Para a bancada do PSOL, autora de um dos projetos, o cadastro base dá margem “a um estado de vigilância e controle social, que nos remetem às memórias mais autoritárias contra as quais nos comprometemos a lutar desde a redemocratização”. Já o deputado André Figueiredo, do PDT, afirmou na justificativa do seu PL que “a centralização dos dados pessoais que o governo deseja colocar em prática pode tornar tais dados bastante vulneráveis e provocar, de modo acidental ou ilícito, a destruição, a perda, a alteração, a divulgação de dados pessoais, ou até mesmo o acesso não autorizado”.

“O Decreto em questão apresenta um risco para a proteção de dados pessoais dos cidadãos brasileiros”, afirmou em seu projeto Orlando Silva, do PCdoB, que foi o responsável por relatar a Lei Geral de Proteção de Dados.

As iniciativas, no entanto, não avançaram devido a pandemia, pois o Congresso priorizou pautas relacionadas à crise do coronavírus. Enquanto isso, o governo Bolsonaro continuou trabalhando sem ser incomodado na sua megabase.

As pesquisadoras da Coding Rights recomendam que os PLs retornem à pauta e que o governo crie um mecanismo de controle para os cidadãos sobre o uso de suas informações. Também defendem que a Abin não tem “competência para a criação e execução direta de políticas públicas” e que, por isso, não deve ter facilidade de compartilhamentos de dados. Também dizem que o Cadastro Base deve estar sob escrutínio da ANPD, a Agência Nacional de Proteção de Dados. Porém, com uma agência militarizada – três dos quatro diretores são membros do Exército – podemos imaginar a quem ela deve servir.

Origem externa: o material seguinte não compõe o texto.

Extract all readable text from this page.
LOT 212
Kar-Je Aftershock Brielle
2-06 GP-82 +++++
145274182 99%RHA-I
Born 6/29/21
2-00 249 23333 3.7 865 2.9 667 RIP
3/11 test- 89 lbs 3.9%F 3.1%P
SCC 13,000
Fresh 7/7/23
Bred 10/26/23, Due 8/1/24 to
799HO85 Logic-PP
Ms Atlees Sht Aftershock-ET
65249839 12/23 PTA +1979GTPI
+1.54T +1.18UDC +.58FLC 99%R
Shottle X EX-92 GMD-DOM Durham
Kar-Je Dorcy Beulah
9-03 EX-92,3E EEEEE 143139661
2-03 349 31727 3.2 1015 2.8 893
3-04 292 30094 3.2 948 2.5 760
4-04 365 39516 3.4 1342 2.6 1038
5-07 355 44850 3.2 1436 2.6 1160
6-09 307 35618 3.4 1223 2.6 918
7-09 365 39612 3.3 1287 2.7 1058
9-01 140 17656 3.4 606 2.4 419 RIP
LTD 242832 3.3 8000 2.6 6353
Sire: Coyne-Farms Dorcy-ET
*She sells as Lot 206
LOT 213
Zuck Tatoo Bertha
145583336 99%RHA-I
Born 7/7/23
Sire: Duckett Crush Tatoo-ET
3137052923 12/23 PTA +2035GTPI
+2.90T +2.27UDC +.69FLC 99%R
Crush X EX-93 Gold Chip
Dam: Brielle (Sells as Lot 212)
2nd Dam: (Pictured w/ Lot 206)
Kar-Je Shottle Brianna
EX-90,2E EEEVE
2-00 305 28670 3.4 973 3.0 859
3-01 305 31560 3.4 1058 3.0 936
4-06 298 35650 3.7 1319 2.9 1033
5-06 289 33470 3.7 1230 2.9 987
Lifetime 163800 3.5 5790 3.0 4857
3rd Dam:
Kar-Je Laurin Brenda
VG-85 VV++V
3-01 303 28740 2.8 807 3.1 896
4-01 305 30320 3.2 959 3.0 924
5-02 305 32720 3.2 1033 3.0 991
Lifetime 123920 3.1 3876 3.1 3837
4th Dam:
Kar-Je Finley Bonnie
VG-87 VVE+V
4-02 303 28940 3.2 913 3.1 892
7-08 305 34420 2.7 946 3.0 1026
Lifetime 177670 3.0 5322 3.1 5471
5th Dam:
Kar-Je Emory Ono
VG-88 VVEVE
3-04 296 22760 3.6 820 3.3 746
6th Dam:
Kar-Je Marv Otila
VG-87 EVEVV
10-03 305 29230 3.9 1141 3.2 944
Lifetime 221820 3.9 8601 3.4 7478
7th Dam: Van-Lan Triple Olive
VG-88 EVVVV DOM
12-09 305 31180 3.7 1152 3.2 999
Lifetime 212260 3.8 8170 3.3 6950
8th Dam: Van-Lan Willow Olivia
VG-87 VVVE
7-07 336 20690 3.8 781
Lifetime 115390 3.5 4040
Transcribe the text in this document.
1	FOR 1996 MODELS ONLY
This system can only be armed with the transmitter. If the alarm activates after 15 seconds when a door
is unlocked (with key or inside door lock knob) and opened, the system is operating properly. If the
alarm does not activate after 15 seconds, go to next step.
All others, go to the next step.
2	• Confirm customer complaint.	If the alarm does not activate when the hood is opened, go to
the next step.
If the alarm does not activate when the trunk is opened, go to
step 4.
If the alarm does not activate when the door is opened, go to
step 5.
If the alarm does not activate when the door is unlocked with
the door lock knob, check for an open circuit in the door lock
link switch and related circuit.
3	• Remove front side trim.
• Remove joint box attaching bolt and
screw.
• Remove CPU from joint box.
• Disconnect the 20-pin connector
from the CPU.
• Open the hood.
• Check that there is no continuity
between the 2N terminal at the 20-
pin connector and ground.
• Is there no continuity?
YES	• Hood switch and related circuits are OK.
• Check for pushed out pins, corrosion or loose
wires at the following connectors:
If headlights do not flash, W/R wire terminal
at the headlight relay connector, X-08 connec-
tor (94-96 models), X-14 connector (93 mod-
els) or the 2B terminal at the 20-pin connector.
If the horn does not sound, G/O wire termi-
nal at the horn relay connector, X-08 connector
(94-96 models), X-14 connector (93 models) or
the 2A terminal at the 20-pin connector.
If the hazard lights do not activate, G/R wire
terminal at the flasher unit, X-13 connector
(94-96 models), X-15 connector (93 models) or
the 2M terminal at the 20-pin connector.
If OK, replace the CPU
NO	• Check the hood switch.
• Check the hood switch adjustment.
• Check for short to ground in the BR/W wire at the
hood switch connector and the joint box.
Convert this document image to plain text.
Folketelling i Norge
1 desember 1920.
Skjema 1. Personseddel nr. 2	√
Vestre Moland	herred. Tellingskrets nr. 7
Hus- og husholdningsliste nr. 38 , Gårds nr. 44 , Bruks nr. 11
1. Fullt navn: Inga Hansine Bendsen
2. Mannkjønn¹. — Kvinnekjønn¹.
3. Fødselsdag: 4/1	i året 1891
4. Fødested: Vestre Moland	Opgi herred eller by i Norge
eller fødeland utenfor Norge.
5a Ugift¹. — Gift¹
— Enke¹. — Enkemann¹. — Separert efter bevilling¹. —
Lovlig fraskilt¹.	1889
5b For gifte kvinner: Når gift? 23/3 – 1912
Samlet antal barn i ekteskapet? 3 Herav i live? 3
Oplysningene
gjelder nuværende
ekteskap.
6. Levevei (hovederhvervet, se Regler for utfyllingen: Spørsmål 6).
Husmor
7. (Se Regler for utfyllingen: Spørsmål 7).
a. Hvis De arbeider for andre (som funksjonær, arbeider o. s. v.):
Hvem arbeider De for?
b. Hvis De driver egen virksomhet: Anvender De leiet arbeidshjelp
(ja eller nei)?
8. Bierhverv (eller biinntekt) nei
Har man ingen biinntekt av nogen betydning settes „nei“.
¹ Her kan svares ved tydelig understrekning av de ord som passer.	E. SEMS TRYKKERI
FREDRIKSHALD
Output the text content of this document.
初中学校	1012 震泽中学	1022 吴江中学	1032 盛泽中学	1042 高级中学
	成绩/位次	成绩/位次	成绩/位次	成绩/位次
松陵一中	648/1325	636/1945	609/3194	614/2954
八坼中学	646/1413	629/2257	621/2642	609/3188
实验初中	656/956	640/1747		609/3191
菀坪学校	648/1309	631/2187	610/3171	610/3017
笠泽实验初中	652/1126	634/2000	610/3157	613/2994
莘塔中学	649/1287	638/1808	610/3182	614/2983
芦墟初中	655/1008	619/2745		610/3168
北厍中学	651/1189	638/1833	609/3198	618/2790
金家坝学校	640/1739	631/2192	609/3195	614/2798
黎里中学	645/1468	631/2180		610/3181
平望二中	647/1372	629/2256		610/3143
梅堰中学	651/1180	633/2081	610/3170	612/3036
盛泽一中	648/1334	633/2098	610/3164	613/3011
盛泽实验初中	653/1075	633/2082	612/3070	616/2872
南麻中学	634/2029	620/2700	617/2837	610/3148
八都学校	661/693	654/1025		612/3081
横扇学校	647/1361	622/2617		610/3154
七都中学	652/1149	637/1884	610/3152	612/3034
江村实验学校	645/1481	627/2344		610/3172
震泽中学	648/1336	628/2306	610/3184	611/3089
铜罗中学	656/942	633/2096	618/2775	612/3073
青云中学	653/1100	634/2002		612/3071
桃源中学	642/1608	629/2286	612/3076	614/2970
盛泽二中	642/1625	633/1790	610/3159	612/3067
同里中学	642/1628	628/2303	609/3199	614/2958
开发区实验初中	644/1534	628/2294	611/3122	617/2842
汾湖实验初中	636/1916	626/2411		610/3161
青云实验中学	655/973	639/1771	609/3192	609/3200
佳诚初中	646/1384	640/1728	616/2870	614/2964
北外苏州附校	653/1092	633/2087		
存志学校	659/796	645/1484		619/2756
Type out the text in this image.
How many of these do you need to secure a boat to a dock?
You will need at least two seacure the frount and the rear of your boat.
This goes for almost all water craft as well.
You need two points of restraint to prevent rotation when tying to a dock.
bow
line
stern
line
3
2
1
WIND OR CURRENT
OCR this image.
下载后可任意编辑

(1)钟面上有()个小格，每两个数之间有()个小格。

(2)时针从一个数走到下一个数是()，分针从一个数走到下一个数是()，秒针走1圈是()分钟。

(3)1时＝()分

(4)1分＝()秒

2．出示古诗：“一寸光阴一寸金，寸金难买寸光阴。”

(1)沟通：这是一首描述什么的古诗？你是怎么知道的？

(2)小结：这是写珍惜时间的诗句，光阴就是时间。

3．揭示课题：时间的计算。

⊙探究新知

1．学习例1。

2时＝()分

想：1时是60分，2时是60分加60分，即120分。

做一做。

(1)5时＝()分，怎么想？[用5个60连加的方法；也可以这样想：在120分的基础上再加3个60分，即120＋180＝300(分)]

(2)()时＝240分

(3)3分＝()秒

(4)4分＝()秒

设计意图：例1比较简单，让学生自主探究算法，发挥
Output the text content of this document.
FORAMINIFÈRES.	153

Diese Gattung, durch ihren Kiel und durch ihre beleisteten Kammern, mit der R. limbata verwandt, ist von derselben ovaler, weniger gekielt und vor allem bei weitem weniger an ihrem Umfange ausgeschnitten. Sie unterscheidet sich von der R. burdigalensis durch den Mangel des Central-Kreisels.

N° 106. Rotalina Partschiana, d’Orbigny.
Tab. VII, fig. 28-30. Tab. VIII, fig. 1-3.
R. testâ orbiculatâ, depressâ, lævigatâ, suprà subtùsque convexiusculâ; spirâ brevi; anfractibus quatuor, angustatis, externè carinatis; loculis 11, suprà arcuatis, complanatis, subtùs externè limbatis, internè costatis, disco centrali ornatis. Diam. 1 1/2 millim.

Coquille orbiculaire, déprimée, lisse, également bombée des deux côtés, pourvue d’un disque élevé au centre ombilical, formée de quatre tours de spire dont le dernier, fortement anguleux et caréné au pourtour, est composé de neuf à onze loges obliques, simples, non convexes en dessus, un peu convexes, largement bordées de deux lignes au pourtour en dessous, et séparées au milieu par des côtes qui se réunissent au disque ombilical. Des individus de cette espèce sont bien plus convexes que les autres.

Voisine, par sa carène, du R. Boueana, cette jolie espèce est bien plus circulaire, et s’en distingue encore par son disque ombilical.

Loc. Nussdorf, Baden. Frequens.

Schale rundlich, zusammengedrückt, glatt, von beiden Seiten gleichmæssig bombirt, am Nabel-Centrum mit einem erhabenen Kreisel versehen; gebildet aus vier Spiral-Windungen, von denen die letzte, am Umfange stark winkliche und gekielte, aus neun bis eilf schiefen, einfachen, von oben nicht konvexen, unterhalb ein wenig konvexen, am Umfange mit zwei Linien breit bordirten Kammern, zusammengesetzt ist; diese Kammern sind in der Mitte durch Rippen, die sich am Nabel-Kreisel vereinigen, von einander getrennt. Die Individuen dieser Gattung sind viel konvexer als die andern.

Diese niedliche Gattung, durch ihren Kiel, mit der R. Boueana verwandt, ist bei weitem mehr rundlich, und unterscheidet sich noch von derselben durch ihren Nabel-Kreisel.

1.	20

Mas os objetivos bizarros da criação do CNIS não atendem apenas a fins de monitoramento, controle, vigilância e repressão. Basta lembrar dos escândalos da Cambridge Analytica e veremos que há mais duas finalidades espúrias envolvidas: uma base de dados desse tipo vale bilhões nas mãos de empresas, e ela pode ser usada para fins de manipulação ideológica e política, exatamente como foi feito em eleições como as de Trump e do próprio Bolsonaro.